Monday, July 12, 2021

Hue and Cry (1947)

Hue and Cry, released in 1947 and directed by Charles Crichton, was the first of the famous Ealing comedies. Michael Balcon, head of production at Ealing, had not been thinking in terms of making a series of comedies but the success of Hue and Cry made such a series suddenly seem like a very good idea indeed.

Joe Kirby (Harry Fowler) is a young man with a vivid imagination. When he swipes a comic book from a younger boy it sparks that imagination into overdrive. He’d love to be a famous detective like Selwyn Pike, the hero of the comic book (Selwyn Pike being obviously a Sexton Blake-type hero). And then he sees a van in the street, and it has the same licence number as the van that features in Selwyn Pike’s latest comic-book adventure! The van in the comic is being used to transport corpses. Maybe the van Joe saw isn’t being used for that exact purpose but it could be involved in some criminal endeavour. Joe thinks that’s practically a certainty.

Joe’s first attempt at playing amateur detective lands him in trouble with the police. The good-natured Detective Inspector Ford assures him that there’s no such licence plate as the one he saw, because there are no licence plated beginning with the letters GZ.

Joe talks things over with his pals and together they come up with an elaborate conspiracy theory involving secret codes that might explain that licence plate. By now Joe has pretty much convinced himself that it’s his destiny to be a great detective and that it will only be a matter of time before Detective Inspector Ford offers him a job with the Criminal Investigation Department.

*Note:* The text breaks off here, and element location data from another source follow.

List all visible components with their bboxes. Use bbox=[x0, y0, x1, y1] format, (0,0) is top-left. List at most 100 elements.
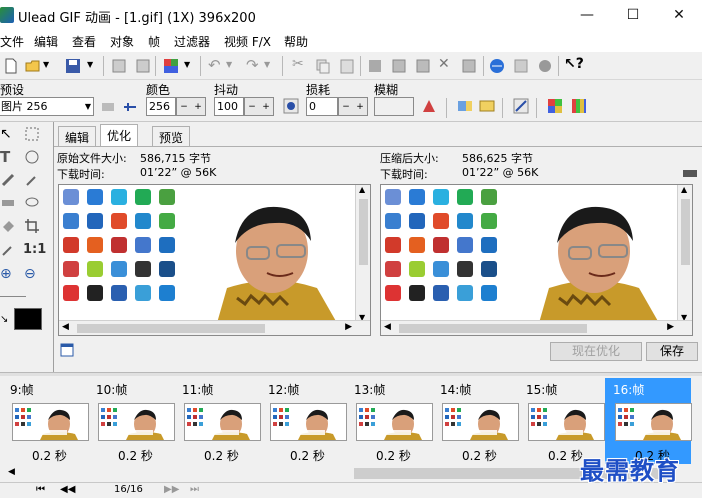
browser-preview-icon[interactable] bbox=[488, 57, 506, 75]
compressed-horizontal-scrollbar[interactable]: ◀ ▶ bbox=[381, 320, 692, 335]
redo-icon[interactable]: ↷ bbox=[246, 56, 259, 74]
paste-icon[interactable] bbox=[338, 57, 356, 75]
fill-tool-icon[interactable] bbox=[0, 218, 16, 234]
save-dropdown-icon[interactable]: ▼ bbox=[87, 60, 93, 69]
cut-icon[interactable]: ✂ bbox=[292, 56, 304, 72]
lasso-tool-icon[interactable] bbox=[24, 149, 40, 165]
original-horizontal-scrollbar[interactable]: ◀ ▶ bbox=[59, 320, 370, 335]
actual-size-icon[interactable]: 1:1 bbox=[23, 242, 46, 258]
blur-label: 模糊 bbox=[374, 83, 399, 97]
frame-item[interactable]: 13:帧 0.2 秒 bbox=[346, 378, 433, 464]
help-pointer-icon[interactable]: ↖? bbox=[564, 56, 584, 72]
optimize-icon[interactable] bbox=[512, 57, 530, 75]
frame-item[interactable]: 11:帧 0.2 秒 bbox=[174, 378, 261, 464]
frame-item[interactable]: 12:帧 0.2 秒 bbox=[260, 378, 347, 464]
select-tool-icon[interactable] bbox=[24, 126, 40, 142]
preset-select[interactable]: 图片 256 ▼ bbox=[0, 97, 94, 116]
tab-preview[interactable]: 预览 bbox=[152, 126, 191, 146]
eyedropper-tool-icon[interactable] bbox=[0, 242, 16, 258]
frame-tools-icon[interactable] bbox=[414, 57, 432, 75]
minimize-button[interactable]: — bbox=[564, 0, 610, 30]
frame-add-icon[interactable] bbox=[366, 57, 384, 75]
zoom-out-icon[interactable]: ⊖ bbox=[24, 266, 40, 282]
original-download-value: 01’22” @ 56K bbox=[140, 166, 217, 179]
frame-label: 13:帧 bbox=[354, 383, 386, 397]
ellipse-tool-icon[interactable] bbox=[24, 194, 40, 210]
colors-input[interactable]: 256 bbox=[146, 97, 176, 116]
frame-label: 15:帧 bbox=[526, 383, 558, 397]
undo-icon[interactable]: ↶ bbox=[208, 56, 221, 74]
resize-icon[interactable] bbox=[460, 57, 478, 75]
original-preview-pane[interactable]: ▲ ▼ ◀ ▶ bbox=[58, 184, 371, 336]
frame-item[interactable]: 14:帧 0.2 秒 bbox=[432, 378, 519, 464]
frame-thumbnail bbox=[442, 403, 519, 441]
menu-help[interactable]: 帮助 bbox=[284, 33, 308, 50]
save-button[interactable]: 保存 bbox=[646, 342, 698, 361]
magic-wand-icon[interactable] bbox=[24, 172, 40, 188]
last-frame-icon[interactable]: ⏭ bbox=[190, 484, 199, 495]
blur-input[interactable] bbox=[374, 97, 414, 116]
modem-icon[interactable] bbox=[682, 168, 698, 178]
menu-video-fx[interactable]: 视频 F/X bbox=[224, 33, 271, 50]
open-folder-icon[interactable] bbox=[24, 57, 42, 75]
open-dropdown-icon[interactable]: ▼ bbox=[43, 60, 49, 69]
dither-input[interactable]: 100 bbox=[214, 97, 244, 116]
compressed-preview-pane[interactable]: ▲ ▼ ◀ ▶ bbox=[380, 184, 693, 336]
eraser-tool-icon[interactable] bbox=[0, 194, 16, 210]
brush-tool-icon[interactable] bbox=[0, 172, 16, 188]
scroll-left-icon[interactable]: ◀ bbox=[8, 467, 15, 477]
dither-spinner[interactable]: − + bbox=[244, 97, 274, 116]
first-frame-icon[interactable]: ⏮ bbox=[36, 484, 45, 495]
delete-frame-icon[interactable]: ✕ bbox=[438, 56, 450, 72]
new-file-icon[interactable] bbox=[2, 57, 20, 75]
pointer-tool-icon[interactable]: ↖ bbox=[0, 126, 16, 142]
palette-icon[interactable] bbox=[162, 57, 180, 75]
prev-frame-icon[interactable]: ◀◀ bbox=[60, 484, 75, 495]
export-icon[interactable] bbox=[110, 57, 128, 75]
frame-item[interactable]: 9:帧 0.2 秒 bbox=[2, 378, 89, 464]
foreground-color-swatch[interactable] bbox=[14, 308, 42, 330]
undo-dropdown-icon[interactable]: ▼ bbox=[226, 60, 232, 69]
zoom-in-icon[interactable]: ⊕ bbox=[0, 266, 16, 282]
crop-tool-icon[interactable] bbox=[24, 218, 40, 234]
colors-spinner[interactable]: − + bbox=[176, 97, 206, 116]
menu-filter[interactable]: 过滤器 bbox=[174, 33, 210, 50]
redo-dropdown-icon[interactable]: ▼ bbox=[264, 60, 270, 69]
text-tool-icon[interactable]: T bbox=[0, 148, 16, 166]
interlace-icon[interactable] bbox=[478, 97, 496, 115]
compressed-vertical-scrollbar[interactable]: ▲ ▼ bbox=[677, 185, 692, 322]
close-button[interactable]: ✕ bbox=[656, 0, 702, 30]
optimize-now-button[interactable]: 现在优化 bbox=[550, 342, 642, 361]
loss-spinner[interactable]: − + bbox=[338, 97, 368, 116]
menu-object[interactable]: 对象 bbox=[110, 33, 134, 50]
preset-add-icon[interactable] bbox=[100, 99, 116, 115]
window-toggle-icon[interactable] bbox=[60, 343, 74, 357]
preset-delete-icon[interactable] bbox=[122, 99, 138, 115]
menu-file[interactable]: 文件 bbox=[0, 33, 24, 50]
menu-edit[interactable]: 编辑 bbox=[34, 33, 58, 50]
save-icon[interactable] bbox=[64, 57, 82, 75]
import-icon[interactable] bbox=[134, 57, 152, 75]
frame-duplicate-icon[interactable] bbox=[390, 57, 408, 75]
transparency-icon[interactable] bbox=[456, 97, 474, 115]
next-frame-icon[interactable]: ▶▶ bbox=[164, 484, 179, 495]
dither-settings-icon[interactable] bbox=[282, 97, 300, 115]
preset-dropdown-icon[interactable]: ▼ bbox=[85, 98, 91, 115]
palette-dropdown-icon[interactable]: ▼ bbox=[184, 60, 190, 69]
menu-frame[interactable]: 帧 bbox=[148, 33, 160, 50]
tab-edit[interactable]: 编辑 bbox=[58, 126, 97, 146]
original-vertical-scrollbar[interactable]: ▲ ▼ bbox=[355, 185, 370, 322]
quality-icon[interactable] bbox=[420, 97, 438, 115]
color-reduce-icon[interactable] bbox=[512, 97, 530, 115]
color-palette-icon[interactable] bbox=[546, 97, 564, 115]
frame-item[interactable]: 10:帧 0.2 秒 bbox=[88, 378, 175, 464]
copy-icon[interactable] bbox=[314, 57, 332, 75]
frame-thumbnail bbox=[528, 403, 605, 441]
main-toolbar: ▼ ▼ ▼ ↶ ▼ ↷ ▼ ✂ ✕ ↖? bbox=[0, 52, 702, 80]
menu-view[interactable]: 查看 bbox=[72, 33, 96, 50]
loss-input[interactable]: 0 bbox=[306, 97, 338, 116]
color-table-icon[interactable] bbox=[570, 97, 588, 115]
banner-icon[interactable] bbox=[536, 57, 554, 75]
tab-optimize[interactable]: 优化 bbox=[100, 124, 139, 146]
maximize-button[interactable]: ☐ bbox=[610, 0, 656, 30]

Joe’s amateur sleuthing leads him to the man who wrote the comic book, Felix H. Wilkinson (Alastair Sim).

The youngsters think they’ve come up with a brilliant plan to foil a major criminal conspiracy but their plans backfires on them. But they’re not disheartened. They think they’ve figured out the identity of the diabolical criminal mastermind behind the whole thing.

There’s plenty of amusement to be had and the crime plot is pleasingly fast-paced. This is a movie bursting with energy, something that would have been appreciated by audiences living through the austerity of post-war Britain.

Alistair Sim gets top billing although he really only has a minor supporting rĂ´le. But Sim had the star power the movie needed and while his appearances are brief they’re also brilliant.

The young actors are generally very good with Harry Fowler as Joe being a fine likeable hero whose boundless optimism and outrageous confidence in his powers as a detective carry him through all setbacks.

Charles Crichton went on to even greater success at Ealing with The Lavendar Hill Mob. He later had a very successful career as a television director.

T.E.B. Clarke wrote the screenplay and became one of Ealing’s most successful comedy writers. Crichton and Clarke worked together a number of times, with great success.

The location shooting (of which there’s quite a bit) provides some fascinating glimpses of immediate post-war London.

It’s not hard to see why this movie was a hit. Kids would have loved it as a light-hearted “kids playing at being detectives” romp while their parents would have enjoyed the comedy and the clever wittiness of the plot.

Hue and Cry has had a number of DVD and Blu-Ray releases and you should have no difficulty finding a copy.

This is a charming, witty and amusing movie. Highly recommended.